Path: utzoo!utgpu!news-server.csri.toronto.edu!cs.utexas.edu!sdd.hp.com!zaphod.mps.ohio-state.edu!ncar!mephisto!mcnc!rti!trt
From: trt@rti.rti.org (Thomas Truscott)
Newsgroups: comp.unix.wizards
Subject: Re: Is HDB locking safe?
Summary: Yes, HDB locking is safe!
Message-ID: <4024@rtifs1.UUCP>
Date: 15 Aug 90 19:46:12 GMT
References: <577@oglvee.UUCP>
Organization: Research Triangle Institute, RTP, NC
Lines: 62

> ... HDB assumes that if the pid recorded
> in the lock file no longer corresponds to an active process, the lock file is
> defunct and can safely be removed.  I can't for the life of me figure out a
> safe way of doing this.

A crucial detail in recovering from a breakdown in the lock protocol
is avoiding a race between two or more processes that are simultaneously
attempting recovery.  Usually a strategic pause is all that is needed,
and as you can see in the HDB code below there is just such a pause.

> static int
> checklock(lockfile)
> char *lockfile;
> {
> 	...
> 	if ((lfd = open(lockfile, 0)) < 0)
> 		return(0);
> 	...
> 	if ((kill(lckpid, 0) == -1) && (errno == ESRCH)) {
> 		/*
> 		 * If the kill was unsuccessful due to an ESRCH error,
> 		 * that means the process is no longer active and the
> 		 * lock file can be safely removed.
> 		 */
> 		unlink(lockfile);
> 		sleep(5);		/* avoid a possible race */
> 		return(1);
> 	}
> 
> In this code there is no guarantee that lfd and lockfile correspond to the
> same file at the time of the unlink.

But there *is* a guarantee -- the "sleep(5);"!!
[I changed the sleep() line to match the one in 4.3 BSD uucp "ulockf.c"]
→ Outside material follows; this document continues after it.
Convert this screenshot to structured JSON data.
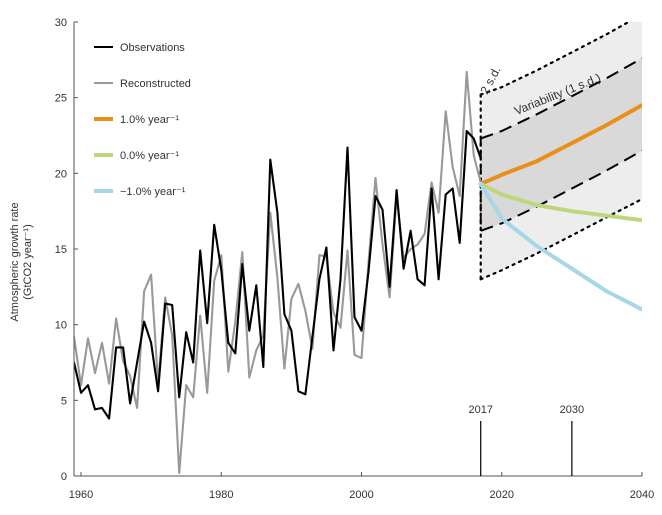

Consider a process "X" that discovers that the locking
process has terminated.  X unlinks the lockfile,
but then it *pauses* before it attempts to grab the lock for itself
(done by code not shown above).

Now consider scenario #1 for another process "Y":
At nearly the same instant Y discovers
the dead lock, so it also unlinks the lockfile
(of course only one unlink can succeed) and it *also pauses*.
Whenever X and/or Y resume there is no lock present,
so attempts to grab it proceed in the usual way (code not shown above).

Now consider scenario #2 for Y:
Just after X has unlinked the lockfile, Y calls checklock()
and discovers no lock is present.  No problem, it just
attempts to grab the lock in the usual way (code not shown above).
When X awakes from its slumber it will discover that Y has
already grabbed the lock, so X will just have to wait.

The HDB code is nice, but does have flaws:
(a) A "sleep(1);" is not enough to avoid a race on a very busy system.
(b) Lock recovery is obscure, so the sleep() call should be commented.
(c) Protocol breakdown is a bad thing, and should be reported:
	logent(lockfile, "DEAD LOCK");
The 4.3 BSD ulockf.c routine has all of these nice features.

	Tom Truscott